Somehow I managed to get into the corner and out, and I finished my workout without incident. Unless, of course, you consider seeing naked, hairy man-ass in the locker room an "incident." PSA: They have private showers now for a reason. Use them. There is no reason to be naked for more than three seconds at a time in the locker room. Please, for the sake of those of us who don't want to go home and burn out our corneas with a laser pointer, put your pants on before you walk over to the scale.
Henry Rollins once wrote that the iron never lies to you, that friends may come and go, but two hundred pounds is always two hundred pounds. It's true, in a sense; when you're lifting it's impossible to convince yourself or anyone around you that you're stronger than you are. There is no dishonesty in the gym, and nothing makes you feel as good about yourself as an exhausting workout. You are, quite literally, building yourself a new person.

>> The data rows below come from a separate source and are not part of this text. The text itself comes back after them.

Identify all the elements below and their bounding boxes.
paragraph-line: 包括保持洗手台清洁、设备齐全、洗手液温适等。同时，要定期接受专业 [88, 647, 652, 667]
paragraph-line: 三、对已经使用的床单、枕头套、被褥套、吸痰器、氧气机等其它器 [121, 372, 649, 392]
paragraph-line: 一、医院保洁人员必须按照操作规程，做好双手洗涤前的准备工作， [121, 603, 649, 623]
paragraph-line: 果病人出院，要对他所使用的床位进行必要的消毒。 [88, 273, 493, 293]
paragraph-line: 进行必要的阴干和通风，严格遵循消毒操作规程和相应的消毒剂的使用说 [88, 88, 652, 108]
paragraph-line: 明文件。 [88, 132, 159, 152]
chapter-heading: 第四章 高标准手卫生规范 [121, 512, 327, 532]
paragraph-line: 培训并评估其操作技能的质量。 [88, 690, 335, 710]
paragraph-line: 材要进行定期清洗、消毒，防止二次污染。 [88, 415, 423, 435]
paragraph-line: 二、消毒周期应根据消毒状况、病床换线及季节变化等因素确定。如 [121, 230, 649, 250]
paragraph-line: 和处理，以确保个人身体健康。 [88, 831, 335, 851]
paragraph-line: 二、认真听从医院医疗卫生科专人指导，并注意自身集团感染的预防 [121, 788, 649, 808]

The human form is as perfect a metaphor for architecture as you will find; a flawlessly proportional torso has its counterpart in the geometry of the Parthenon. Whenever I see the Hulkster and his Frank Gehry-on-crack deltoids at the gym, though, that theory is jarred loose by the realization that we are, fortunately or unfortunately, what we make ourselves. We are all structures that we put together from the ground up. Schwarzenegger in his prime was the Sydney Opera House, Amare Stoudemire: the Chrysler Building.
Bally's on a Tuesday night: Fotomat booths, Arby's, and '70s multisport stadiums.